S. D. wurde am 3. Februar 1940 geboren. Ihr Vater Rudolf Deger, aus Pforzheim stammend, kam als aktiver Offizier im Zug des „Anschlusses“ nach Linz, geriet 1945 in russische Gefangenschaft und wurde 1957 für tot erklärt. Ihre Mutter Josefine Deger, geb. Bachinger, erhielt einen Posten als Beamtin beim Magistrat Linz. Die Nachkriegsjahre waren für Mutter und Tochter durch materielle Härte gezeichnet; dennoch durfte S. J. das Realgymnasium Linz-Körnerstraße bis zum Abschluss besuchen und 1958 die Matura ablegen. Ein Universitätsstudium war allerdings nicht finanzierbar. Daher absolvierte sie 1958/59 den Abiturientenjahrgang an der Lehrer- und Lehrerinnenbildungsanstalt mit Maturaabschluss 1959 und war anschließend als Pflichtschullehrerin an verschiedenen Volks- und Hauptschulen in Steyr/O.Ö. tätig.
1960 erhielt sie jedoch ein Stipendium der Stadt Linz, wodurch sie an der Universität Wien Alte Geschichte und Klassische Philologie sowie Geschichte und Archäologie studieren konnte. Sie dissertierte bei Fritz Schachermeyr über das Thema „Herrschaftsformen bei Homer“ und promovierte am 1.4.1968 zum Dr. phil.; von der Möglichkeit einer Promotion sub auspiciis Praesidentis, für welche sie die Voraussetzungen erfüllte, machte sie keinen Gebrauch.
Daneben studierte sie (ohne Studienabschluss) an der Akademie für Musik und Darstellende Kunst in Wien Schulmusik mit Hauptfach Gesang und Klavier.
Bereits während der Studienzeit wurde S. J.s hervorragende Begabung und Neigung für eine wissenschaftliche Laufbahn deutlich sichtbar; dennoch kam nach dem höchst erfolgreichen Studienabschluss eine Assistentenstelle im Bereich ihres Promotionsfaches für sie nicht in Frage.
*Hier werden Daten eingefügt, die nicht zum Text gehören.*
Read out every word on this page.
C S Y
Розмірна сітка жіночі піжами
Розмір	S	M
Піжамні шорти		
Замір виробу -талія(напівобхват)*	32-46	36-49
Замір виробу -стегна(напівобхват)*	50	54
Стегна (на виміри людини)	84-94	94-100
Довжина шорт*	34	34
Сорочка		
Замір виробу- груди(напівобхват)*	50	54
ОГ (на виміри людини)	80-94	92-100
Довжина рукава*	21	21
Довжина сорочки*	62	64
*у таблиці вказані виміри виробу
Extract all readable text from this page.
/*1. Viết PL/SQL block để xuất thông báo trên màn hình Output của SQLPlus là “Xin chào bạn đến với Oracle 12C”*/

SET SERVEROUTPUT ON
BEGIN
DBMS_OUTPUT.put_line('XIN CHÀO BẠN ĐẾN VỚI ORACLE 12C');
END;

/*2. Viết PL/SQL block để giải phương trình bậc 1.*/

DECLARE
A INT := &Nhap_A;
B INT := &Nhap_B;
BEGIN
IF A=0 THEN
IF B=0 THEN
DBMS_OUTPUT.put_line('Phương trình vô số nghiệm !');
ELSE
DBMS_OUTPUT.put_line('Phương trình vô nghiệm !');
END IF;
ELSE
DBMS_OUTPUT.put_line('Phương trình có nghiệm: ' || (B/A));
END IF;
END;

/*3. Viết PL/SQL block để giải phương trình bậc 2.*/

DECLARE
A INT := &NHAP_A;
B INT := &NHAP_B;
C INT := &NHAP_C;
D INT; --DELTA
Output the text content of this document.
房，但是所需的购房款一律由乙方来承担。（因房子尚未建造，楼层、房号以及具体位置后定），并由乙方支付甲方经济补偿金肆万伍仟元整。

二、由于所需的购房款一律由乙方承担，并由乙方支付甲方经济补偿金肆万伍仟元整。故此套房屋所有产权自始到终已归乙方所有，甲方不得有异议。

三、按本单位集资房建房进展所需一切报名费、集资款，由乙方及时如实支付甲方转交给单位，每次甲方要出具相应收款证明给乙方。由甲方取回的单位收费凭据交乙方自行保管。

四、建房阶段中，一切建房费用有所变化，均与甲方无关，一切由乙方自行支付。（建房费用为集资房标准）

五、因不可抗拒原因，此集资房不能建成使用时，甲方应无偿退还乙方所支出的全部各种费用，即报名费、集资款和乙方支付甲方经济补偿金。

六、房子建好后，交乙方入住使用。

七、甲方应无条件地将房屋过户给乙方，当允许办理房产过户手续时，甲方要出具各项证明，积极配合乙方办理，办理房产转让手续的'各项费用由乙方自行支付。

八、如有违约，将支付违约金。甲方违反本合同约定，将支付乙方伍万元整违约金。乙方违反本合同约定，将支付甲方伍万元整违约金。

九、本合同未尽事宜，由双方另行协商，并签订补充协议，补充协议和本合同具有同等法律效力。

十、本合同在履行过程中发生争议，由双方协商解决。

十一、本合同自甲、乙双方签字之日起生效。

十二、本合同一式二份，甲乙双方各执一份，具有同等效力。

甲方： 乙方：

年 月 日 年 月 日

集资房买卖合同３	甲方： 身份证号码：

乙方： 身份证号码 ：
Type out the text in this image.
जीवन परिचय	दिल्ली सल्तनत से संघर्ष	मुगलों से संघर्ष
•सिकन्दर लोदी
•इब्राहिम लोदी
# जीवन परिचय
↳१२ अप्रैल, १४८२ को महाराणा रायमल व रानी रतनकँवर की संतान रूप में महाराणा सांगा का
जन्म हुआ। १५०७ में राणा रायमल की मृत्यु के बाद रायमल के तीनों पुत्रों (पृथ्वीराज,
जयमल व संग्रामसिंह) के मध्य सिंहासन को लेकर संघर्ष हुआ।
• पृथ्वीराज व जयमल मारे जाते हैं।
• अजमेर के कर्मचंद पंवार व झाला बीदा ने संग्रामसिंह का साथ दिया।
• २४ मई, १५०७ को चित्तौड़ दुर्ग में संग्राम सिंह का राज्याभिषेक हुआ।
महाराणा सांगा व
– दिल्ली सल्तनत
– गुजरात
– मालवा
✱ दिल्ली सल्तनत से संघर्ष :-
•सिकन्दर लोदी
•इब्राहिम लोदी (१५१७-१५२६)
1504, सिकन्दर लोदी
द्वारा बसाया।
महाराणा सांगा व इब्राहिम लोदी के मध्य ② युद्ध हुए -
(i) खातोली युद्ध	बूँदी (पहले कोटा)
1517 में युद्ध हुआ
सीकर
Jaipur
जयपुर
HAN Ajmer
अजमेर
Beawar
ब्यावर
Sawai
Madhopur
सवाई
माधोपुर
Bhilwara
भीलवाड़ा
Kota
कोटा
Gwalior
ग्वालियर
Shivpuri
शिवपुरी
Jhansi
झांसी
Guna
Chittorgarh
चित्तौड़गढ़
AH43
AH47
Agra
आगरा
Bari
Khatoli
Freie Assistentenstellen wurden mit Männern besetzt.
Sie war daher von 1968 bis 1970 als Lektorin in der Pädagogischen Abteilung des Verlages Jugend und Volk, Wien tätig.
Aber ihr Drang zur Forschung war so stark, dass sie von 1970 bis 1972 als Stipendiatin des österreichischen Unterrichtsministeriums und des British Council ein Postgraduales Studium an der Cambridge University absolvierte, und zwar mit Spezialisierung auf dem Gebiet der Mykenologie: Linear B-Forschung bei John Chadwick, Ägäische Archäologie bei Nicholas Coldstream und Mitglied des Graduate Seminar von Moses Finley.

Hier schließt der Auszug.